Massacre de Thiaroye : 81 ans après, le Sénégal exige la « vérité »

Le Sénégal commémore ce lundi 1er décembre 2025 le 81e anniversaire du massacre de Thiaroye (1944), un événement tragique érigé en « devoir de mémoire » national. Sous la présidence du Chef de l’État, Bassirou Diomaye Diakhar Faye, la journée est placée sous le signe du « recueillement » et, surtout, de la « réclamation de la vérité historique ».

La commémoration débutera par le traditionnel dépôt de gerbes au cimetière militaire de Thiaroye, suivi de la cérémonie officielle prévue au Camp. L’objectif est d’honorer le sacrifice et la dignité des Tirailleurs et faire la lumière sur l’un des chapitres les plus sombres de l’histoire coloniale.
 
Ces soldats africains venaient de 17 nations différentes dont le Bénin, le Mali, la Côte d’Ivoire, le Sénégal, et le Tchad et avaient joué un rôle crucial dans la libération de la France durant la Seconde Guerre mondiale. Le 1er décembre 1944, alors qu’ils réclamaient le paiement de leurs dus, ils furent massacrés à l’aube. L’ampleur exacte du drame reste un point de contentieux.
 
Le Président Faye, qui a fait de ce combat mémoriel un axe fort de sa politique depuis son élection, a renouvelé sa demande à Paris. « La vérité historique ne se décrète pas, elle se découvre excavation après excavation, jusqu’à la dernière pierre soulevée », avait-il martelé le 16 octobre 2025, lors de la réception du Livre blanc sur le massacre de Thiaroye. Le Sénégal attend toujours la déclassification totale des archives françaises de l’époque pour mettre fin aux zones d’ombre.
 
Inscrite comme « activité phare » de l’agenda national, la commémoration du 1er décembre s’accompagne d’une politique mémorielle ambitieuse, détaillée par le président en Conseil des ministres du 19 novembre 2025. Le Chef de l’État a instruit le gouvernement de rendre le Musée relatif aux évènements de Thiaroye pleinement fonctionnel.
 
Par ailleurs, le travail scientifique et archéologique se poursuit pour « rétablir la vérité sur cet évènement historique douloureux ».

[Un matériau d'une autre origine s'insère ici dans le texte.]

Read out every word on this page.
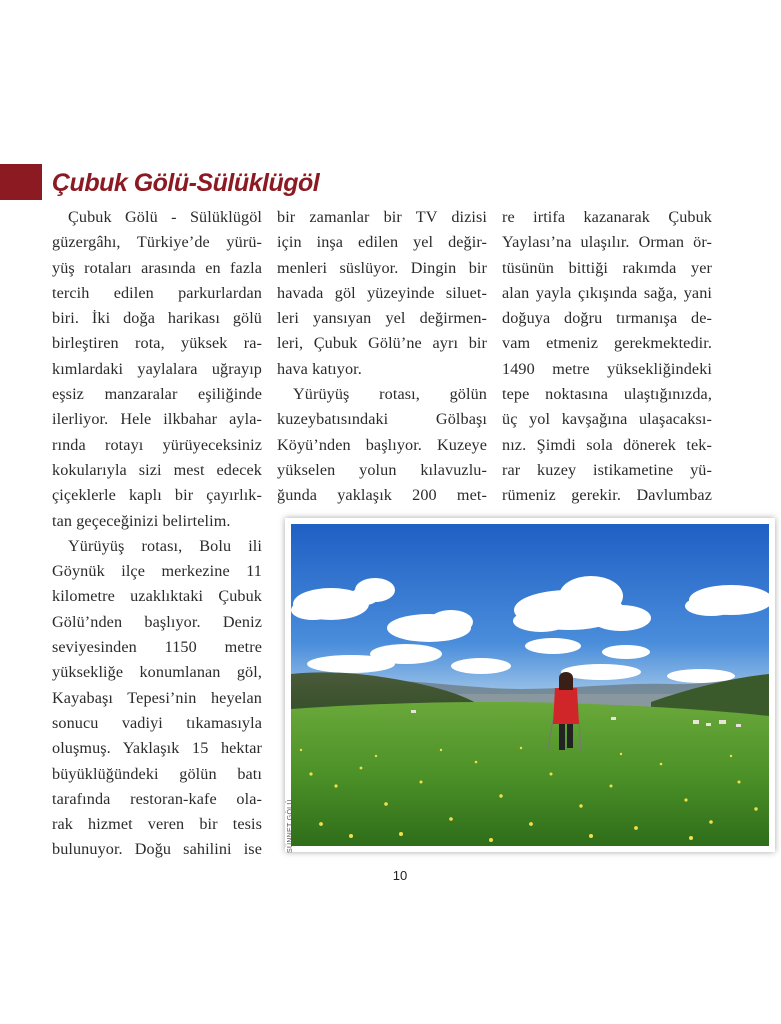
Çubuk Gölü-Sülüklügöl

Çubuk Gölü - Sülüklügöl
güzergâhı, Türkiye’de yürü-
yüş rotaları arasında en fazla
tercih edilen parkurlardan
biri. İki doğa harikası gölü
birleştiren rota, yüksek ra-
kımlardaki yaylalara uğrayıp
eşsiz manzaralar eşiliğinde
ilerliyor. Hele ilkbahar ayla-
rında rotayı yürüyeceksiniz
kokularıyla sizi mest edecek
çiçeklerle kaplı bir çayırlık-
tan geçeceğinizi belirtelim.

Yürüyüş rotası, Bolu ili
Göynük ilçe merkezine 11
kilometre uzaklıktaki Çubuk
Gölü’nden başlıyor. Deniz
seviyesinden 1150 metre
yüksekliğe konumlanan göl,
Kayabaşı Tepesi’nin heyelan
sonucu vadiyi tıkamasıyla
oluşmuş. Yaklaşık 15 hektar
büyüklüğündeki gölün batı
tarafında restoran-kafe ola-
rak hizmet veren bir tesis
bulunuyor. Doğu sahilini ise

bir zamanlar bir TV dizisi
için inşa edilen yel değir-
menleri süslüyor. Dingin bir
havada göl yüzeyinde siluet-
leri yansıyan yel değirmen-
leri, Çubuk Gölü’ne ayrı bir
hava katıyor.

Yürüyüş rotası, gölün
kuzeybatısındaki Gölbaşı
Köyü’nden başlıyor. Kuzeye
yükselen yolun kılavuzlu-
ğunda yaklaşık 200 met-

re irtifa kazanarak Çubuk
Yaylası’na ulaşılır. Orman ör-
tüsünün bittiği rakımda yer
alan yayla çıkışında sağa, yani
doğuya doğru tırmanışa de-
vam etmeniz gerekmektedir.
1490 metre yüksekliğindeki
tepe noktasına ulaştığınızda,
üç yol kavşağına ulaşacaksı-
nız. Şimdi sola dönerek tek-
rar kuzey istikametine yü-
rümeniz gerekir. Davlumbaz

SÜNNET GÖLÜ
10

La création d’un Mémorial à Thiaroye, d’un centre de documentation et l’enseignement de cet épisode dans les écoles sénégalaises sont en cours.
 
Toujours en Conseil de ministre mercredi dernier, le Premier ministre, Ousmane Sonko a souligné que l’enjeu est autant culturel que civique. « Le pari du développement dépend de la qualité du capital humain et de son civisme, défini comme l’ensemble des attitudes et comportements qui permettent le bon fonctionnement de la société ».
 
« Les conclusions préliminaires des fouilles archéologiques menées par la sous-commission dédiée sont accablantes et jettent une nouvelle lumière sur les événements de 1944, contredisant la version officielle coloniale », lit-on sur le dossier de presse.
 
« Les tombes ne sont pas des cénotaphes. Des corps sont bien enterrés, mais les tombes visibles ne correspondent pas aux lieux réels d’inhumation. Les incohérences suggèrent deux hypothèses majeures, soit l’existence d’une fosse commune dissimulée sous 34 tombes factices, soit une mise en scène coloniale visant à faire correspondre le nombre de sépultures aux « 34 victimes officielles » annoncées à l’époque ».
 
« Les restes montrent des dommages lourds et des pratiques d’enterrement multiples, suggérant plusieurs formes de mort ou de massacres. Certains corps portaient des insignes militaires, l’un a été retrouvé enchaîné, un autre sans crâne, indiquant des violences inouïes », souligne le document.
 
À Thiaroye, « les noms se sont tus, mais leur combat parle encore. Tant que cette mémoire vivra, aucune balle ne pourra tuer leur dignité », a conclu la Présidence. Cette commémoration réitère l’engagement du Sénégal à obtenir la pleine reconnaissance de ce pan d’histoire.